Numerical solutions of low-frequency electromagnetic problems are not a simple task, due to the inherent nature of their electrically small structures. The wavelength is very small relative to the size of the objects considered in these problems. Therefore, extremely fine meshes have to be used in the numerical solutions to perform accurate geometrical modeling of the scatterers and/or antennas. This requires extremely small unit time steps to preserve the stability of time-domain methods such as FDTD. As a result, a huge number of time iterations are required, leading to long and unacceptable computation times for today’s computer technology. Although different modifications of the FDTD algorithms have been proposed to overcome this limitation, additional speed-up techniques are needed to further reduce the computation times. The two-equations two-unknowns (2E-2U) method is a good candidate for this purpose. In this study, error analyses of the 2E-2U method for low-frequency FDTD solutions are performed in detail, and an illustrative three-dimensional scattering problem of a dielectric sphere is solved for this purpose. Critical cases for the efficient application of the 2E-2U method are clearly revealed, and some important topics are highlighted.

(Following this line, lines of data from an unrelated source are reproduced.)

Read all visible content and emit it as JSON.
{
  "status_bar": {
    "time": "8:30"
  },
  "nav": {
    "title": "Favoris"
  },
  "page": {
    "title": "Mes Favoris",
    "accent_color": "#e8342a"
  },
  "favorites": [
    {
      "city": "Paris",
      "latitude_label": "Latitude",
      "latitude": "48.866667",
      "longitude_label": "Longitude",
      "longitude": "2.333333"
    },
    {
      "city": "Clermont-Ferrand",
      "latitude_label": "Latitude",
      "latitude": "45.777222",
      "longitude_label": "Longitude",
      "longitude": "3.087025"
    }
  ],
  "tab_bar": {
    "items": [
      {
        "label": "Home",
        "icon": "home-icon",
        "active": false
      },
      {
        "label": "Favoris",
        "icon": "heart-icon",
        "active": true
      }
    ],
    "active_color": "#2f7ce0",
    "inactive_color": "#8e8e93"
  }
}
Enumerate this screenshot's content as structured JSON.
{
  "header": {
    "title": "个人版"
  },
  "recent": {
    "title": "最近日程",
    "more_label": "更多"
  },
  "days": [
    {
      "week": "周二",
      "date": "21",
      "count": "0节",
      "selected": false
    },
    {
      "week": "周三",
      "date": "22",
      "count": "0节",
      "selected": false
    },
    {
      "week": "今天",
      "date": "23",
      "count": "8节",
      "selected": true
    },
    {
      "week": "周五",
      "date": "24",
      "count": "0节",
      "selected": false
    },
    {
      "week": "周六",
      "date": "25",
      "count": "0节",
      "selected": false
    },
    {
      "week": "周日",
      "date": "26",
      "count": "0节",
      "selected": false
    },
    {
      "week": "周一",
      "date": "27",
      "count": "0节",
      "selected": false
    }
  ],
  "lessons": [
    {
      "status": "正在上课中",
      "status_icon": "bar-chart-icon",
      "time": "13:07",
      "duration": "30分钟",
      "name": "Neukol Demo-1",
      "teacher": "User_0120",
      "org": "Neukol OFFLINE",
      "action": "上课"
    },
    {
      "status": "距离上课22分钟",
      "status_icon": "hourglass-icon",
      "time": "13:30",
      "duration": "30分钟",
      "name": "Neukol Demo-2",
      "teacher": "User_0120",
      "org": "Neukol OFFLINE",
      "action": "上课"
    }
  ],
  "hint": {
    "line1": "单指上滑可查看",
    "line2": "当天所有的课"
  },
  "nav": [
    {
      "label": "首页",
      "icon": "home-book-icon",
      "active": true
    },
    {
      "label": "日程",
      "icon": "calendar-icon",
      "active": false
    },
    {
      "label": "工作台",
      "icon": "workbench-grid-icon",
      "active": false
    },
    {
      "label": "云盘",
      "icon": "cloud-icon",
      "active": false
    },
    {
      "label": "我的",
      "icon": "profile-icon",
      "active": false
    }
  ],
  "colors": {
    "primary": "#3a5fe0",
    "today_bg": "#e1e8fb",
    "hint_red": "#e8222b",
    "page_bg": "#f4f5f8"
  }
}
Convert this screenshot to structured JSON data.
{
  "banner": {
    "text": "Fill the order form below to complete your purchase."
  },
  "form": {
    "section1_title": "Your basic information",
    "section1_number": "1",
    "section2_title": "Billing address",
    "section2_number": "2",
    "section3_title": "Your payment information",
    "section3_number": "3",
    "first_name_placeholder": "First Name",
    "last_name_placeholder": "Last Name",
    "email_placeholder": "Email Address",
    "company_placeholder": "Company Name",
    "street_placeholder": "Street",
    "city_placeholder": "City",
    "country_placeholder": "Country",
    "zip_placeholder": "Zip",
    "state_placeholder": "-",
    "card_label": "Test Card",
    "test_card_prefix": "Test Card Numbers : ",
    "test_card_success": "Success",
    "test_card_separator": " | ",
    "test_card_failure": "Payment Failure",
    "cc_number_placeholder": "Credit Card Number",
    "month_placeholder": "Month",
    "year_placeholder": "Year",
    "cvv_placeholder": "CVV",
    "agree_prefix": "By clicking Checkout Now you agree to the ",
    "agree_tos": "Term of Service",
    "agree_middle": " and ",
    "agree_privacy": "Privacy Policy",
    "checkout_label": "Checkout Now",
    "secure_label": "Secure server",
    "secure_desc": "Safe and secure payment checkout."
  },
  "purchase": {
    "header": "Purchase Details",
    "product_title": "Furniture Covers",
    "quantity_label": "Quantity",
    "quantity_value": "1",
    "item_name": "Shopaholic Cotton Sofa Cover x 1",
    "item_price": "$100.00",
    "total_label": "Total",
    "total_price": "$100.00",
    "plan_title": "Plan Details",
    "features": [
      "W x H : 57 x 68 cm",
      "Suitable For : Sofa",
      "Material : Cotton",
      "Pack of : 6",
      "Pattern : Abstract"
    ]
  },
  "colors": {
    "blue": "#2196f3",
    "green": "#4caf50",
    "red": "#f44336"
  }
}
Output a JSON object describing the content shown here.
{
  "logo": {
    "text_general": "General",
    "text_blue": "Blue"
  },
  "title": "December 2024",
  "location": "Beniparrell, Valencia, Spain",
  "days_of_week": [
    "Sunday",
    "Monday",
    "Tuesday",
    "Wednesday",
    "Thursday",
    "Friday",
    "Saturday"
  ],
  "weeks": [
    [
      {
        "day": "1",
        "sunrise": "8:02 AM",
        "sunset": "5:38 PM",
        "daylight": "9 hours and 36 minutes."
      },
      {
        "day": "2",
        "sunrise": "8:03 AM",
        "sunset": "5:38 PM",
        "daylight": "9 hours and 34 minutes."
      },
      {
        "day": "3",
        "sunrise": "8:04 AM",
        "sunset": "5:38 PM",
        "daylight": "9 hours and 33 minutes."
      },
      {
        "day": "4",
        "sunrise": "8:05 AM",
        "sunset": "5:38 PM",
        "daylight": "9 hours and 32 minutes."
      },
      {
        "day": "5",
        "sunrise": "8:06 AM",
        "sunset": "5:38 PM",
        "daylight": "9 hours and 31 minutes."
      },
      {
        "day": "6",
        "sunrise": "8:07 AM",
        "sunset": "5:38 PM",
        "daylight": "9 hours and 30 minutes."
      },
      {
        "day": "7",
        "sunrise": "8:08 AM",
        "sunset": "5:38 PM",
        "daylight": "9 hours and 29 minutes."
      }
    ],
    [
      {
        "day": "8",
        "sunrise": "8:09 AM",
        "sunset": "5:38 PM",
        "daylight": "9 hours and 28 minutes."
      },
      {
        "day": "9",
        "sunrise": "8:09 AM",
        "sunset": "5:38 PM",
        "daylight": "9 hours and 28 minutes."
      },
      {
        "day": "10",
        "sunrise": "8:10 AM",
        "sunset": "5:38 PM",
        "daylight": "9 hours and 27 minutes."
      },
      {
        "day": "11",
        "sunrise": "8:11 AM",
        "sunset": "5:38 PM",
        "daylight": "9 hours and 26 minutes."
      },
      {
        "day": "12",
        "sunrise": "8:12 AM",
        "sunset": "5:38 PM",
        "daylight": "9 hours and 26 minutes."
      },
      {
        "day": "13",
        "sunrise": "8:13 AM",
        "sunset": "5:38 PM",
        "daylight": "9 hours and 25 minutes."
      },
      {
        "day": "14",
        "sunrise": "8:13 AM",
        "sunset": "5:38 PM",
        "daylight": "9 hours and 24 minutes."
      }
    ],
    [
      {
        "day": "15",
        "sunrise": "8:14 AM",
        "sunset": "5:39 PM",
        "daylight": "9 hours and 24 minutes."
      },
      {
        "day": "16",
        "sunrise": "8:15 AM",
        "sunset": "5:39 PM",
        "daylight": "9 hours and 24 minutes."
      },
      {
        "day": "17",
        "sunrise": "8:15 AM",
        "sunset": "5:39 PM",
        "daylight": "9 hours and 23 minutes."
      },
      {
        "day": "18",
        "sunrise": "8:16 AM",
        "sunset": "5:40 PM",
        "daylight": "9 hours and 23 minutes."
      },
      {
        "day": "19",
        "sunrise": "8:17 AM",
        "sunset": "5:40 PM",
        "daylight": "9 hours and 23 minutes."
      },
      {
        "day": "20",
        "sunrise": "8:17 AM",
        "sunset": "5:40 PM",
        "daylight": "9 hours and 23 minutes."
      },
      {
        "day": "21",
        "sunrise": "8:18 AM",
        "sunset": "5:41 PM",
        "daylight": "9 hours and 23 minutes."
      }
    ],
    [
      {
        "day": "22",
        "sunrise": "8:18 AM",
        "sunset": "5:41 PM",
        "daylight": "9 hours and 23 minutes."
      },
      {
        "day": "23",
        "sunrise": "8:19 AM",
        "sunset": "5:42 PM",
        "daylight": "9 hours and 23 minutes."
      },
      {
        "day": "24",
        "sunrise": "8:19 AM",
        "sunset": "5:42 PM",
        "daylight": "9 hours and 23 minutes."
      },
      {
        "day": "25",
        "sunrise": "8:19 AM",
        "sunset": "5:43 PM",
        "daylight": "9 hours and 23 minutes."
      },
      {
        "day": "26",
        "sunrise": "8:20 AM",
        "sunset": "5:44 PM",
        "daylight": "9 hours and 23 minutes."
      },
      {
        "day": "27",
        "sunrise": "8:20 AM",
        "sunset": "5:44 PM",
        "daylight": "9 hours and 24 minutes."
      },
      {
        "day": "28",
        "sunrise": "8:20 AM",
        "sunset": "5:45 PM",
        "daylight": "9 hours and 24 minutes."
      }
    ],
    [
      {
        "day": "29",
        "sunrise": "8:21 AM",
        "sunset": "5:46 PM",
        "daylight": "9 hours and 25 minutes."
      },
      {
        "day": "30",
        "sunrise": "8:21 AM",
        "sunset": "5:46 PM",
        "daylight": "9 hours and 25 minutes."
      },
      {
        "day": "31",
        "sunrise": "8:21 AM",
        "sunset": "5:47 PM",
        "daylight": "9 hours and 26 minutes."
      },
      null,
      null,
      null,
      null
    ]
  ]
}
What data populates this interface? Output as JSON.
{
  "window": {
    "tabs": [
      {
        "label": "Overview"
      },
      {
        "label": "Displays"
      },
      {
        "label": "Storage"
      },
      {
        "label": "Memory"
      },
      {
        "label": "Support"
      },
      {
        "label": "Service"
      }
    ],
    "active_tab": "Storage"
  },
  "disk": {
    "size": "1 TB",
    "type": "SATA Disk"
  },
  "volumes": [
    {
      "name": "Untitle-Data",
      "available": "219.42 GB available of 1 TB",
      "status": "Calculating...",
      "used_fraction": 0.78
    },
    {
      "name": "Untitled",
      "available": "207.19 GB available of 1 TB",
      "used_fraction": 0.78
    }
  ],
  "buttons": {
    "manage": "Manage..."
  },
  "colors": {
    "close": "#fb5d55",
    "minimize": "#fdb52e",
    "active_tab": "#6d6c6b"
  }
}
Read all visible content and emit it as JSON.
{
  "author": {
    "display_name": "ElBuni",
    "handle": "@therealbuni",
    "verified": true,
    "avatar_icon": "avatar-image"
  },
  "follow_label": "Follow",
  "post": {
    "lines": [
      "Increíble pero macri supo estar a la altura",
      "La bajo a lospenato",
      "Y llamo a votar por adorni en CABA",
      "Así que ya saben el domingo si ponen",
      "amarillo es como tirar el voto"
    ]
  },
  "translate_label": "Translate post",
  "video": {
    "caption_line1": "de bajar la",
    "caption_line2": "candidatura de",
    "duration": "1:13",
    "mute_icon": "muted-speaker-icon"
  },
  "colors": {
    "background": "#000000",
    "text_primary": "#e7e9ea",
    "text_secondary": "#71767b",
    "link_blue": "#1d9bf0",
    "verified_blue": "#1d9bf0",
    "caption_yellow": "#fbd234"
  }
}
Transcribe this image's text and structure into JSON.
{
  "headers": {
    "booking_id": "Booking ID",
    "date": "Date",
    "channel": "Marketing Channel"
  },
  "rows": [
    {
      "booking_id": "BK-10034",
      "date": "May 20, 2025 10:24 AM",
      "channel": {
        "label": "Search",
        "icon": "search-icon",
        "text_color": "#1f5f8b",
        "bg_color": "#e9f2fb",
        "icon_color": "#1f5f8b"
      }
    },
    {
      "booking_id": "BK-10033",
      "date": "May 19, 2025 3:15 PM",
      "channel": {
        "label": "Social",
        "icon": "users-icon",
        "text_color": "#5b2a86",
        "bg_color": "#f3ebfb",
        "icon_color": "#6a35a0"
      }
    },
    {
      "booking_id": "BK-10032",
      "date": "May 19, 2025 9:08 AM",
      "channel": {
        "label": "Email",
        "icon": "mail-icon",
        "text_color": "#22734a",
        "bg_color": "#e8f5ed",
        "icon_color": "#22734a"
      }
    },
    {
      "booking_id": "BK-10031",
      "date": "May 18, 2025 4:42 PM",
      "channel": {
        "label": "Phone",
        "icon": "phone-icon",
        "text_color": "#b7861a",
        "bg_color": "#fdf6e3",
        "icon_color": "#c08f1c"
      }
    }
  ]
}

低频电磁问题的数值解法并非易事，这是因为它们的电结构很小。相对于这些问题中考虑的物体的尺寸，波长非常小。因此，在数值解中必须使用极细的网格，以对散射体和/或天线进行精确的几何建模。这需要极小的单位时间步长，以保持时域方法（如FDTD）的稳定性。结果，需要大量的时间迭代，导致当今计算机技术的计算时间过长且令人无法接受。尽管已经提出了FDTD算法的不同修改来克服此限制，但仍需要其他加速技术来进一步减少计算时间。为此，采用两个方程式的两个未知数（2E-2U）方法是不错的选择。在这项研究中，针对低频FDTD解决方案的2E-2U方法进行了详细的误差分析，并为此目的解决了一个说明性的介电球三维散射问题。明确揭示了有效应用2E-2U方法的关键情况，并突出了一些重要主题。